Nicotine attenuates spleen TNF immunoreactivity in endotoxemia. Mice were treated with 2 mg/kg nicotine i.p. 30 min before 10 mg/kg LPS i.p. Spleens were harvested 60 min after LPS administration and stained for TNF. (A–D) Spleens of nicotine-treated mice (C and D) showed attenuated TNF immunoreactivity in the MZ and RP compared with spleens from PBS-treated mice (A and B). (Magnification: A and C, ×25; B and D, ×100.) MZ, marginal zone; WP, white pulp; RP, red pulp.

Fig. 5.

Nerve endings terminate adjacent to TNF-producing macrophages in spleen. Rat spleens harvested 60 min after 15 mg/kg LPS i.p. were stained for the synaptic vesicle protein synaptophysin, TNF, and macrophages. Synaptophysin-positive nerve endings were found in close proximity to TNF-producing macrophages especially in the RP. (A) Synaptophysin (green) and TNF (red). (B) Synaptophysin (green) and RP macrophages (blue). (C) Synaptophysin (green), TNF (red), and RP macrophages (blue). (D) Digital magnification of C. (E and F) Sequential slices (10 μm thick) of a normal spleen showing similar spatial distribution of catecholamines (E) and synaptophysin (F). (G and H) Sequential slices of a spleen harvested 7 days after splenic neurectomy stained for catecholamines (G) and synaptophysin (H). (Magnification: A, B, E, F, G, and H, ×100; C, ×630.) Pictures are representative of at least four animals.
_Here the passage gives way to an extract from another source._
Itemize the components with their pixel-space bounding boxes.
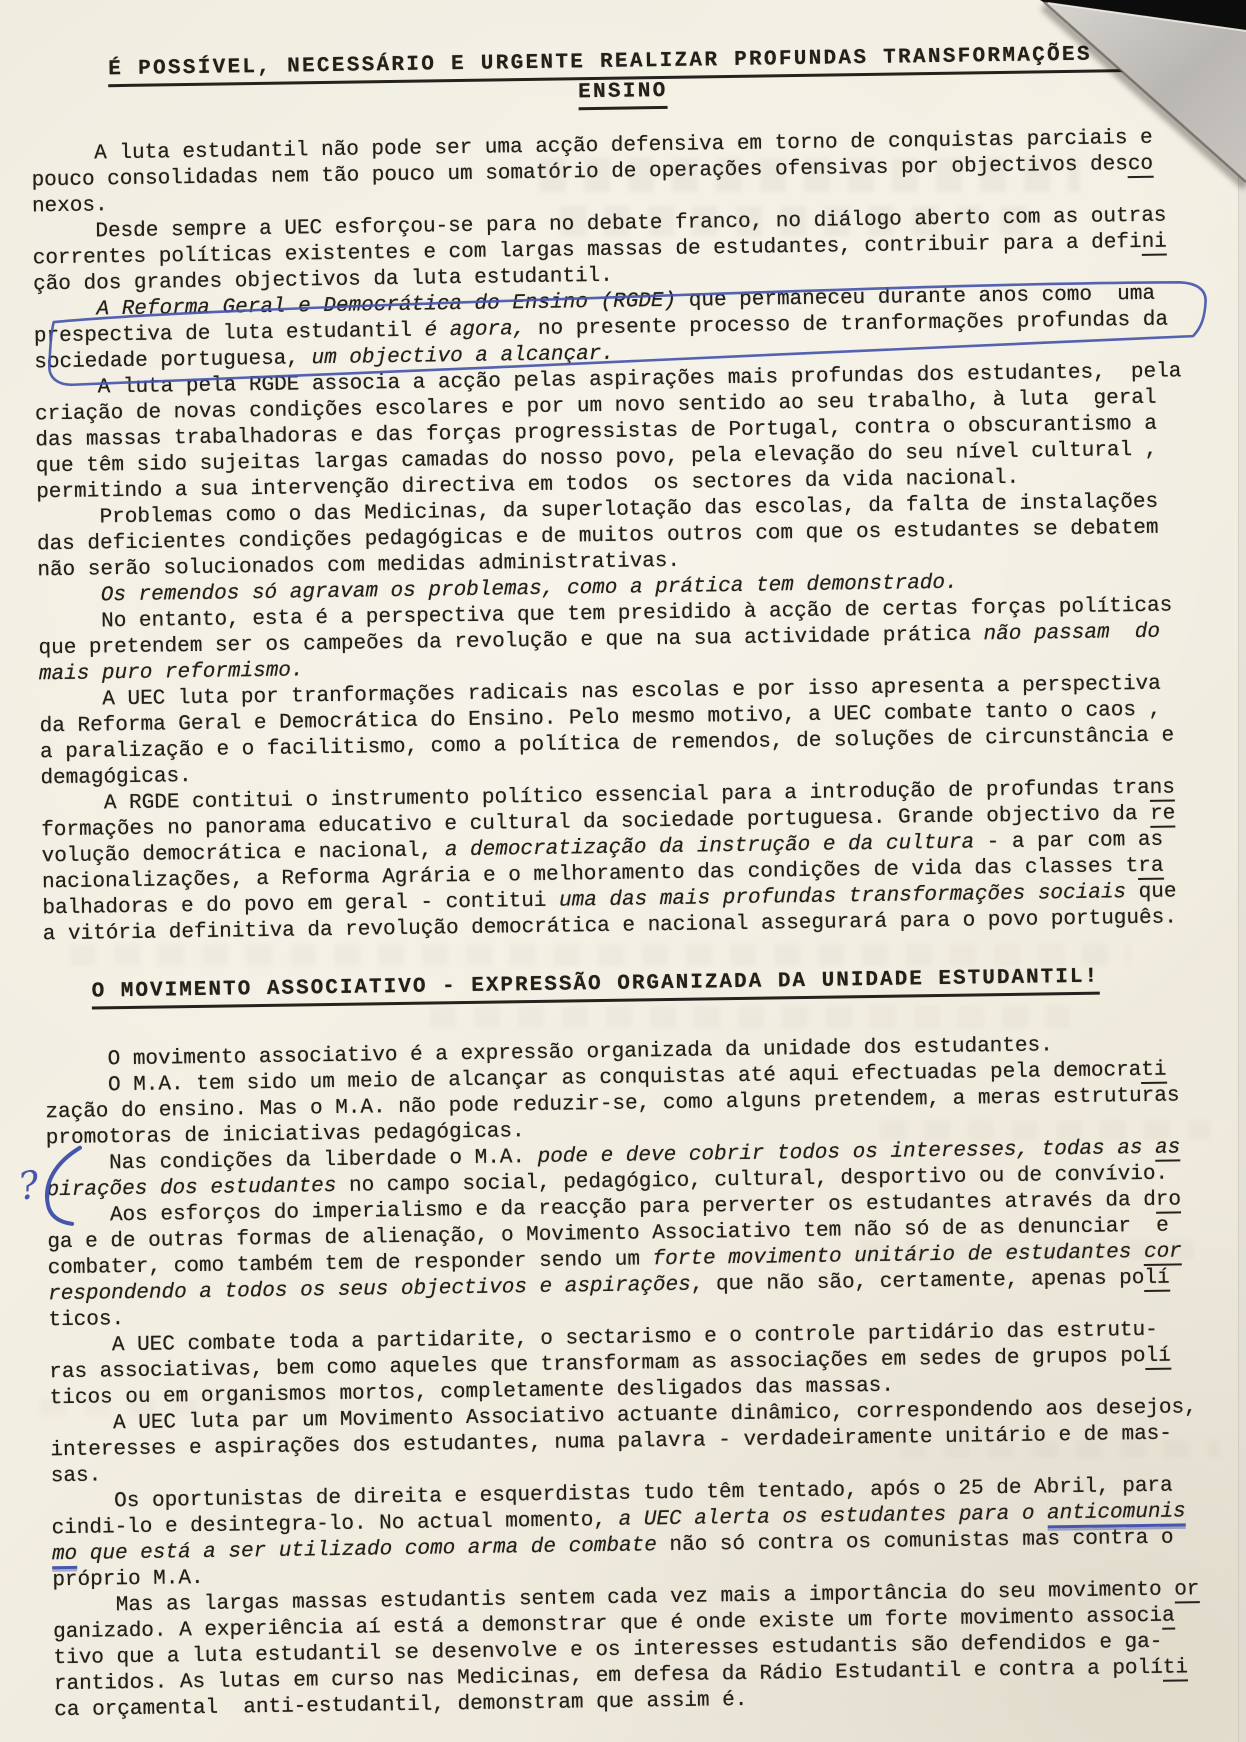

MZ, marginal zone; WP, white pulp; RP, red pulp.

Fig. 6.

Surgical ablation of the splenic nerve abrogates the TNF-suppressive effect of vagus nerve stimulation. (A) Rats underwent splenic neurectomy (SNVX) or sham-SNVX surgery. Eight to 11 days later, animals received 5 mg/kg LPS i.v. and were subjected to sham surgery or vagus nerve stimulation. Data are presented as mean ± SEM (n = 10–15 per group; *, P < 0.05). (B) Rats received 5 mg/kg reserpine i.p. or vehicle. Twenty-four hours later, rats received 5 mg/kg LPS i.v. and were subjected to vagus nerve stimulation or sham surgery. Data are presented as mean ± SEM (n = 4–6 per group; *, P < 0.05).

Fig. 7.

Anatomical basis of the cholinergic antiinflammatory pathway. Two-neuron model of vagus nerve modulation of cytokine production via the splenic nerve: The preganglionic neuron originates in the dorsal motor nucleus of the vagus; the postganglionic neuron, located in ganglia of the celiac-superior mesenteric plexus, reaches the spleen through the splenic nerve.